Keep Death Daily before our Eyes

September 12, 2015 | Monastic Musings

Reflections from some of the nuns

Keep death daily before our eyes

RB4 The tools for good works.

St Benedict instructs us to keep death daily before our eyes. Is this a morbid thing? No, not at all. St Benedict puts this instruction in Chapter 4 of his Rule which he entitles ‘The tools for good works’.  Keeping death daily before my eyes prompts me to be mindful of the things that are important, the things that last. It helps to keep me right sized and grounded in the reality of this moment.

This has been brought home very powerfully in the last weeks following the death of our Sr Carmen. What matters? What is important?  We know that we take nothing with us when we die, and so what is it that we leave behind?

On Carmen’s death there followed, in that sacred week before we put her body to rest, the palpable presence of the living gifts that she left us.

For me these gifts were her smile and her simplicity.  They were manifested in her faith that knew that ‘all will be well’ and indeed, all was well and all is well. Her love, and kindness and faithfulness to the ordinary everyday moments of monastic life were gifts that will live long in our hearts and our minds.

As with all us Carmen was no plaster saint. She had her human weaknesses and failings as we all do.  Truly and once again I have learned to know that it is not the weaknesses and failings that we bequeath to those left behind. It is the good, the love, the faith, the hope, the blessed humanness that finds its home in us and warms our hearts.
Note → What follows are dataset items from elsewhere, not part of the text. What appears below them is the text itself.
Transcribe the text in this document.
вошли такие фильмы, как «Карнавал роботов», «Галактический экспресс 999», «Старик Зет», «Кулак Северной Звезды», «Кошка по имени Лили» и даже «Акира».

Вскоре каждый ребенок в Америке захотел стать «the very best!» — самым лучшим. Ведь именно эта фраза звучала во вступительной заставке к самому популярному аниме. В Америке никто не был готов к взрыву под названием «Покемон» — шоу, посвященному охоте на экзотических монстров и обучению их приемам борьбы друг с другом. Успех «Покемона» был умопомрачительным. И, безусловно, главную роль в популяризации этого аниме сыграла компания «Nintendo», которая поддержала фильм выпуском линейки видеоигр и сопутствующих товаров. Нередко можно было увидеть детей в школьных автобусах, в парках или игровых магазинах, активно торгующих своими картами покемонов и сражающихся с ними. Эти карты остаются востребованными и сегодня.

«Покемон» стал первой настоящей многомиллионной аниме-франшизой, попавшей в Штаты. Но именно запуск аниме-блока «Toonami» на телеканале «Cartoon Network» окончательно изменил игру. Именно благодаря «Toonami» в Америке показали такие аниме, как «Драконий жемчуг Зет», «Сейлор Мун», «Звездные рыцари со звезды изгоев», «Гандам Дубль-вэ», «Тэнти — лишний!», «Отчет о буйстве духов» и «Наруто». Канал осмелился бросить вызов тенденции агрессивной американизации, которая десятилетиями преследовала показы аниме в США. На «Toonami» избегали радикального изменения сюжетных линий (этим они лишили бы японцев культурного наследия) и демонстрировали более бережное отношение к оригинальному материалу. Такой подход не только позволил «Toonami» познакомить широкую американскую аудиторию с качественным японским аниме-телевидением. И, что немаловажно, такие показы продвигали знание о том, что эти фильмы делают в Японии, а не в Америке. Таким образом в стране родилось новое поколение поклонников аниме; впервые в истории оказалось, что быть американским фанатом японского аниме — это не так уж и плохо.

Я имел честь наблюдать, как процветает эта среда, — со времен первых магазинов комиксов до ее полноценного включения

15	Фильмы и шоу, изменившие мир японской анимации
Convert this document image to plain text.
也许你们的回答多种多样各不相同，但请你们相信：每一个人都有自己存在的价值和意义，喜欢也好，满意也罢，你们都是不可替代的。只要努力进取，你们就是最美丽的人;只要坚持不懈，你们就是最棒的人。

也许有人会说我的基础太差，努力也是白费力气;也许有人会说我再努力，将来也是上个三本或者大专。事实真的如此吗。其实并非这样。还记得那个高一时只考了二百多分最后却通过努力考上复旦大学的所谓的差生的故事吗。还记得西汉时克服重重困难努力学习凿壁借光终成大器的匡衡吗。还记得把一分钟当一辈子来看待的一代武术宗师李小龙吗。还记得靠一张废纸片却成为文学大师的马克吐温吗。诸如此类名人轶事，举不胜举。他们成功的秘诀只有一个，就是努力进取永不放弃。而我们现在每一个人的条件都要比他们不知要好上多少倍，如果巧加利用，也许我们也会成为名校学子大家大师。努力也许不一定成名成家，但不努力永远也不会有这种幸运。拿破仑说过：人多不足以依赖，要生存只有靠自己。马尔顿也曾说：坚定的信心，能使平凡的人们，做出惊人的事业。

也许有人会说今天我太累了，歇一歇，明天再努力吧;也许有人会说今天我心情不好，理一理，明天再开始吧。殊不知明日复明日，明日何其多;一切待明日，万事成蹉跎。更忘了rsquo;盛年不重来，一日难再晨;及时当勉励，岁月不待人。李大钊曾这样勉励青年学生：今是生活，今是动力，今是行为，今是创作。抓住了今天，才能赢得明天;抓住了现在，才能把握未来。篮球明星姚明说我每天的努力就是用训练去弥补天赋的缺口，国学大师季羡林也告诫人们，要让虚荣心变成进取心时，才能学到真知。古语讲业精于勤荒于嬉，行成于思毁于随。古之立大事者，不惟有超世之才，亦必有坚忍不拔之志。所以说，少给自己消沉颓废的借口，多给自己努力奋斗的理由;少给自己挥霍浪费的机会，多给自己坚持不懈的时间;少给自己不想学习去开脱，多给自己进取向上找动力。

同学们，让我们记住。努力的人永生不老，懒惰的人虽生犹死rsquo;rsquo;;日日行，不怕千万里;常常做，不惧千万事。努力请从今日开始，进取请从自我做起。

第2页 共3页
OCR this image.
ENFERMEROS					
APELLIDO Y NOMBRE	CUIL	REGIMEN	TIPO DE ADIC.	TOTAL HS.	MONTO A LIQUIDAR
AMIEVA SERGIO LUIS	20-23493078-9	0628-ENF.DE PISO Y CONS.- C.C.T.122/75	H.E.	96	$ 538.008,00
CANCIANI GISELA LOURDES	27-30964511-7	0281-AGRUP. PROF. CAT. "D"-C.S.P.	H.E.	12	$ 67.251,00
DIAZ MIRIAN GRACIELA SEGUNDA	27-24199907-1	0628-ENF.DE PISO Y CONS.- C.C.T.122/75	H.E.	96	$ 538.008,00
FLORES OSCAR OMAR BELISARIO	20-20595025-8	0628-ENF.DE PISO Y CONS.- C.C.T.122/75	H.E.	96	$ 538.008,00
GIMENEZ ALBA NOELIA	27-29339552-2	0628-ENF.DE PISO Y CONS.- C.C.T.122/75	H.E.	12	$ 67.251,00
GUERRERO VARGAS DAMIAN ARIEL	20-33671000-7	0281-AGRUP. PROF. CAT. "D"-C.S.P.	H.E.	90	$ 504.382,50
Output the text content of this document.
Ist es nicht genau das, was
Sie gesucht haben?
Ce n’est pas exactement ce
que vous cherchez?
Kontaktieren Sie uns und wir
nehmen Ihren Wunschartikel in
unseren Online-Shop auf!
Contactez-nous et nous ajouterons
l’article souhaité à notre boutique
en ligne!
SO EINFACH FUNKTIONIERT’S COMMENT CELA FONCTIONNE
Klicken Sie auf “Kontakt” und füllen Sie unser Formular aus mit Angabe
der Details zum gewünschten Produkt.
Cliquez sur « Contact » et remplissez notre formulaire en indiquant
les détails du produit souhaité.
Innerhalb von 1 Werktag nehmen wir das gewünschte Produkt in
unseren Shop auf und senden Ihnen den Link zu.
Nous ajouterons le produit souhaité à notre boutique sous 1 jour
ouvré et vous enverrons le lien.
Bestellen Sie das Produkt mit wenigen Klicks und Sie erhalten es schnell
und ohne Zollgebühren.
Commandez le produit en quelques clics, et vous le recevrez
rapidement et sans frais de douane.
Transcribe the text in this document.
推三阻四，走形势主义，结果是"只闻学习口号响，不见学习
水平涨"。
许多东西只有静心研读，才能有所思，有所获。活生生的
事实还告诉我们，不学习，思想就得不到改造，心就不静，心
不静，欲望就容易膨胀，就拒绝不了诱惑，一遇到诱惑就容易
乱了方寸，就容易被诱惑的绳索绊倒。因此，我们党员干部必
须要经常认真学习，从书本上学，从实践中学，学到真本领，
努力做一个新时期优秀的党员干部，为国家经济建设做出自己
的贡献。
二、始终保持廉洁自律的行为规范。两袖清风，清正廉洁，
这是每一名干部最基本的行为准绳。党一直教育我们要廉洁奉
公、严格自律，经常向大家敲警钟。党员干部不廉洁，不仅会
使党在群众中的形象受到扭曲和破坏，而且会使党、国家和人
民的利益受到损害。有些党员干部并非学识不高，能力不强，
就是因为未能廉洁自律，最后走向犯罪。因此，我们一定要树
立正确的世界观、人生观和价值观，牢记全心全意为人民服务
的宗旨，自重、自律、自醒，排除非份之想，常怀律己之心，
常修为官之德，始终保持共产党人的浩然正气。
To keep death before my eyes today and just for today, reminds me to smile, to feel the gratitude that wells from my soul for the gift that this day is.  I am reminded to be willing to be a little more gentle and forgiving both with others and myself and to allow kindness to soften my actions and interactions. It helps to remind me of what is important and what is not, of what is lasting and what is not.